Andrew Breitbart has a modest proposal for Hollywood:
Just last week, the Nobel Prize-winning and Academy Award-adjacent (“An Inconvenient Truth”) Mr. Gore told students, “The world has lost ground to the climate crisis,” and made a dramatic call to action:
“If you’re a young person looking at the future of this planet and looking at what is being done right now, and not done, I believe we have reached the stage where it is time for civil disobedience to prevent the construction of new coal plants that do not have carbon capture and sequestration.”
But even if those coal plants are in foreign lands like Ohio and Pennsylvania, it doesn’t mean we Southern Californians must stand still and let the planet implode in front of us.
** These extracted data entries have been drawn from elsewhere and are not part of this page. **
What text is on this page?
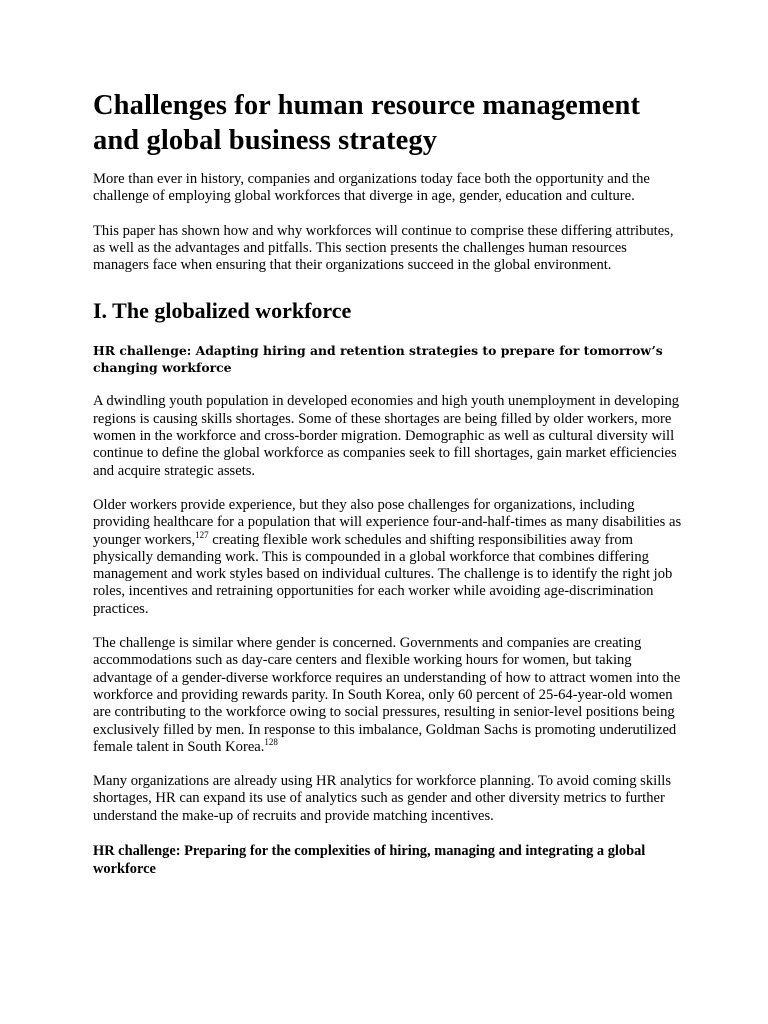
Challenges for human resource management and global business strategy

More than ever in history, companies and organizations today face both the opportunity and the challenge of employing global workforces that diverge in age, gender, education and culture.

This paper has shown how and why workforces will continue to comprise these differing attributes, as well as the advantages and pitfalls. This section presents the challenges human resources managers face when ensuring that their organizations succeed in the global environment.

I. The globalized workforce
HR challenge: Adapting hiring and retention strategies to prepare for tomorrow’s changing workforce

A dwindling youth population in developed economies and high youth unemployment in developing regions is causing skills shortages. Some of these shortages are being filled by older workers, more women in the workforce and cross-border migration. Demographic as well as cultural diversity will continue to define the global workforce as companies seek to fill shortages, gain market efficiencies and acquire strategic assets.

Older workers provide experience, but they also pose challenges for organizations, including providing healthcare for a population that will experience four-and-half-times as many disabilities as younger workers,$^{127}$ creating flexible work schedules and shifting responsibilities away from physically demanding work. This is compounded in a global workforce that combines differing management and work styles based on individual cultures. The challenge is to identify the right job roles, incentives and retraining opportunities for each worker while avoiding age-discrimination practices.

The challenge is similar where gender is concerned. Governments and companies are creating accommodations such as day-care centers and flexible working hours for women, but taking advantage of a gender-diverse workforce requires an understanding of how to attract women into the workforce and providing rewards parity. In South Korea, only 60 percent of 25-64-year-old women are contributing to the workforce owing to social pressures, resulting in senior-level positions being exclusively filled by men. In response to this imbalance, Goldman Sachs is promoting underutilized female talent in South Korea.$^{128}$

Many organizations are already using HR analytics for workforce planning. To avoid coming skills shortages, HR can expand its use of analytics such as gender and other diversity metrics to further understand the make-up of recruits and provide matching incentives.

HR challenge: Preparing for the complexities of hiring, managing and integrating a global workforce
That’s why I’m taking Al Gore’s lead and starting Code Green, a Hollywood organization whose purpose is to use civil disobedience to thwart the unnecessary use of energy in the entertainment industry.
Inspired by Jodie Evans, who started the antiwar group Code Pink, the menopausal performance artists known for interrupting public debate, Code Green will demand oversight over her group because, after all, her tidy little rage club is based in L.A.
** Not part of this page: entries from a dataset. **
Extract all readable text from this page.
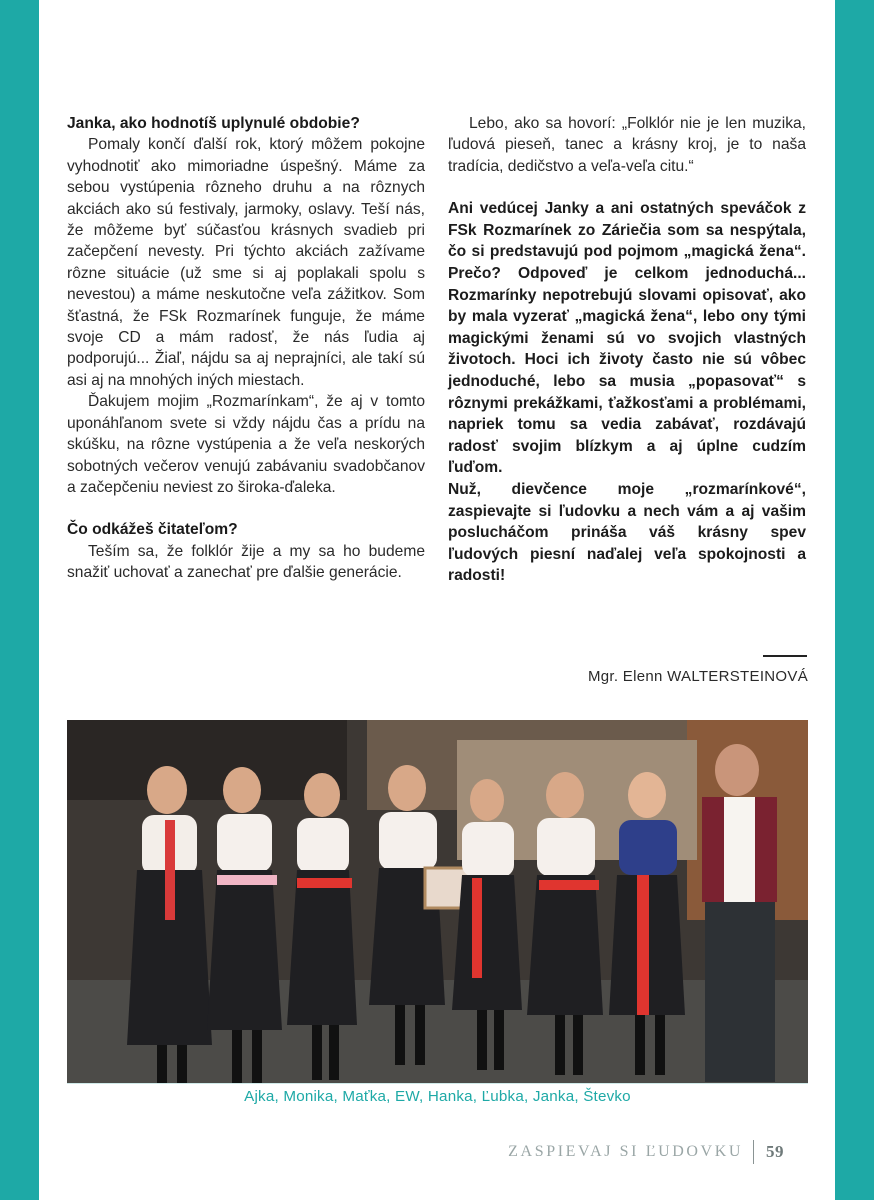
Janka, ako hodnotíš uplynulé obdobie?

Pomaly končí ďalší rok, ktorý môžem pokojne vyhodnotiť ako mimoriadne úspešný. Máme za sebou vystúpenia rôzneho druhu a na rôznych akciách ako sú festivaly, jarmoky, oslavy. Teší nás, že môžeme byť súčasťou krásnych svadieb pri začepčení nevesty. Pri týchto akciách zažívame rôzne situácie (už sme si aj poplakali spolu s nevestou) a máme neskutočne veľa zážitkov. Som šťastná, že FSk Rozmarínek funguje, že máme svoje CD a mám radosť, že nás ľudia aj podporujú... Žiaľ, nájdu sa aj neprajníci, ale takí sú asi aj na mnohých iných miestach.

Ďakujem mojim „Rozmarínkam“, že aj v tomto uponáhľanom svete si vždy nájdu čas a prídu na skúšku, na rôzne vystúpenia a že veľa neskorých sobotných večerov venujú zabávaniu svadobčanov a začepčeniu neviest zo široka-ďaleka.

Čo odkážeš čitateľom?

Teším sa, že folklór žije a my sa ho budeme snažiť uchovať a zanechať pre ďalšie generácie.

Lebo, ako sa hovorí: „Folklór nie je len muzika, ľudová pieseň, tanec a krásny kroj, je to naša tradícia, dedičstvo a veľa-veľa citu.“

Ani vedúcej Janky a ani ostatných speváčok z FSk Rozmarínek zo Záriečia som sa nespýtala, čo si predstavujú pod pojmom „magická žena“. Prečo? Odpoveď je celkom jednoduchá... Rozmarínky nepotrebujú slovami opisovať, ako by mala vyzerať „magická žena“, lebo ony tými magickými ženami sú vo svojich vlastných životoch. Hoci ich životy často nie sú vôbec jednoduché, lebo sa musia „popasovať“ s rôznymi prekážkami, ťažkosťami a problémami, napriek tomu sa vedia zabávať, rozdávajú radosť svojim blízkym a aj úplne cudzím ľuďom.

Nuž, dievčence moje „rozmarínkové“, zaspievajte si ľudovku a nech vám a aj vašim poslucháčom prináša váš krásny spev ľudových piesní naďalej veľa spokojnosti a radosti!

Mgr. Elenn WALTERSTEINOVÁ
Ajka, Monika, Maťka, EW, Hanka, Ľubka, Janka, Števko
ZASPIEVAJ SI ĽUDOVKU 59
No more trips from L.A. to Minneapolis on Northwest Airlines to protest the Republican National Convention. (I saw you wearing that tiara – in first class!) Mother Earth coughed up some smog while you chanted at the GOP, “Not one dollar, not one more, Don’t you dare buy Bush’s war.”
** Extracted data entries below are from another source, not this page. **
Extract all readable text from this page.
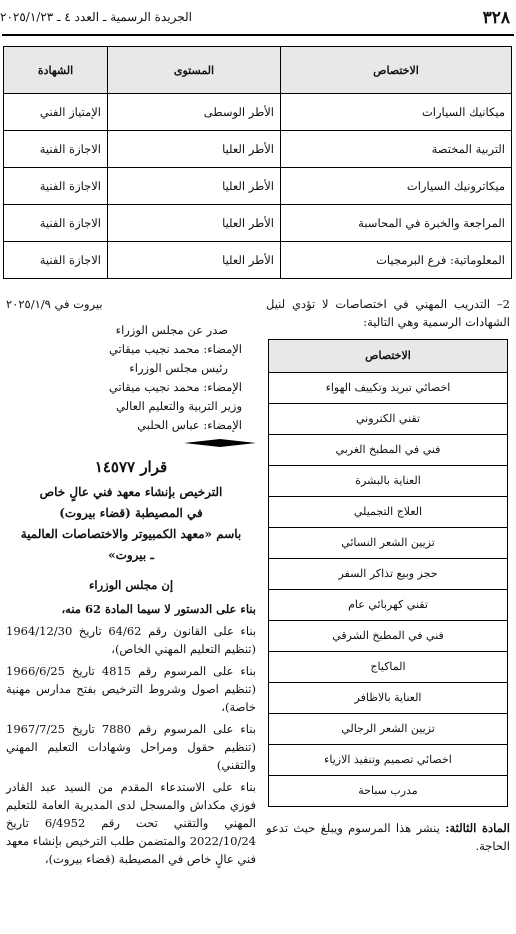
٣٢٨
الجريدة الرسمية ـ العدد ٤ ـ ٢٠٢٥/١/٢٣
الاختصاص	المستوى	الشهادة
ميكانيك السيارات	الأطر الوسطى	الإمتياز الفني
التربية المختصة	الأطر العليا	الاجازة الفنية
ميكاترونيك السيارات	الأطر العليا	الاجازة الفنية
المراجعة والخبرة في المحاسبة	الأطر العليا	الاجازة الفنية
المعلوماتية: فرع البرمجيات	الأطر العليا	الاجازة الفنية

2– التدريب المهني في اختصاصات لا تؤدي لنيل الشهادات الرسمية وهي التالية:

الاختصاص
اخصائي تبريد وتكييف الهواء
تقني الكتروني
فني في المطبخ الغربي
العناية بالبشرة
العلاج التجميلي
تزيين الشعر النسائي
حجز وبيع تذاكر السفر
تقني كهربائي عام
فني في المطبخ الشرقي
الماكياج
العناية بالاظافر
تزيين الشعر الرجالي
اخصائي تصميم وتنفيذ الازياء
مدرب سباحة

المادة الثالثة: ينشر هذا المرسوم ويبلغ حيث تدعو الحاجة.

بيروت في ٢٠٢٥/١/٩

صدر عن مجلس الوزراء

الإمضاء: محمد نجيب ميقاتي

رئيس مجلس الوزراء

الإمضاء: محمد نجيب ميقاتي

وزير التربية والتعليم العالي

الإمضاء: عباس الحلبي

قرار ١٤٥٧٧

الترخيص بإنشاء معهد فني عالٍ خاص

في المصيطبة (قضاء بيروت)

باسم «معهد الكمبيوتر والاختصاصات العالمية

ـ بيروت»

إن مجلس الوزراء

بناء على الدستور لا سيما المادة 62 منه،

بناء على القانون رقم 64/62 تاريخ 1964/12/30 (تنظيم التعليم المهني الخاص)،

بناء على المرسوم رقم 4815 تاريخ 1966/6/25 (تنظيم اصول وشروط الترخيص بفتح مدارس مهنية خاصة)،

بناء على المرسوم رقم 7880 تاريخ 1967/7/25 (تنظيم حقول ومراحل وشهادات التعليم المهني والتقني)

بناء على الاستدعاء المقدم من السيد عبد القادر فوزي مكداش والمسجل لدى المديرية العامة للتعليم المهني والتقني تحت رقم 6/4952 تاريخ 2022/10/24 والمتضمن طلب الترخيص بإنشاء معهد فني عالٍ خاص في المصيطبة (قضاء بيروت)،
You are now not free to move around the country.
From now on, Jodie and Arianna, too, will be bashing their Bushes from home, telecommuting their unrequited anger by way of solar panels and the Internet.
The days of hoarding electricity and gas are over, including by the truest believers. Carbon credits are now as worthless as Lehman stock.
There are new rules that we will all have to adhere to, whether we like it or not.
Here is the Code Green four-point “Gang Green” mandate:
1.) Directive: Stop film and television production.
This will be the first sentence of the rewrite of the Kyoto Protocol.
Each show or movie leaves a massive carbon footprint that cannot be erased even by the best CGI masters. There will be no more “Grey’s Anatomy” spinoffs, nor will there be any more labored attempts to squeeze out lame sentimentality from child actors pretending to be smarter than us. They will now have to work at Pinkberry, where those little saps belong.
Tough to argue with that–since I proposed a very similar tonic for Tinseltown over a year ago.
(However, since Andrew beneficently links to your humble narrator on his mighty and sprawling Breitbart.com Website, I’m more than willing to chalk this up to a case of synchronicity and GMTA, to borrow a little of the secret lingo from the Code Green code book.)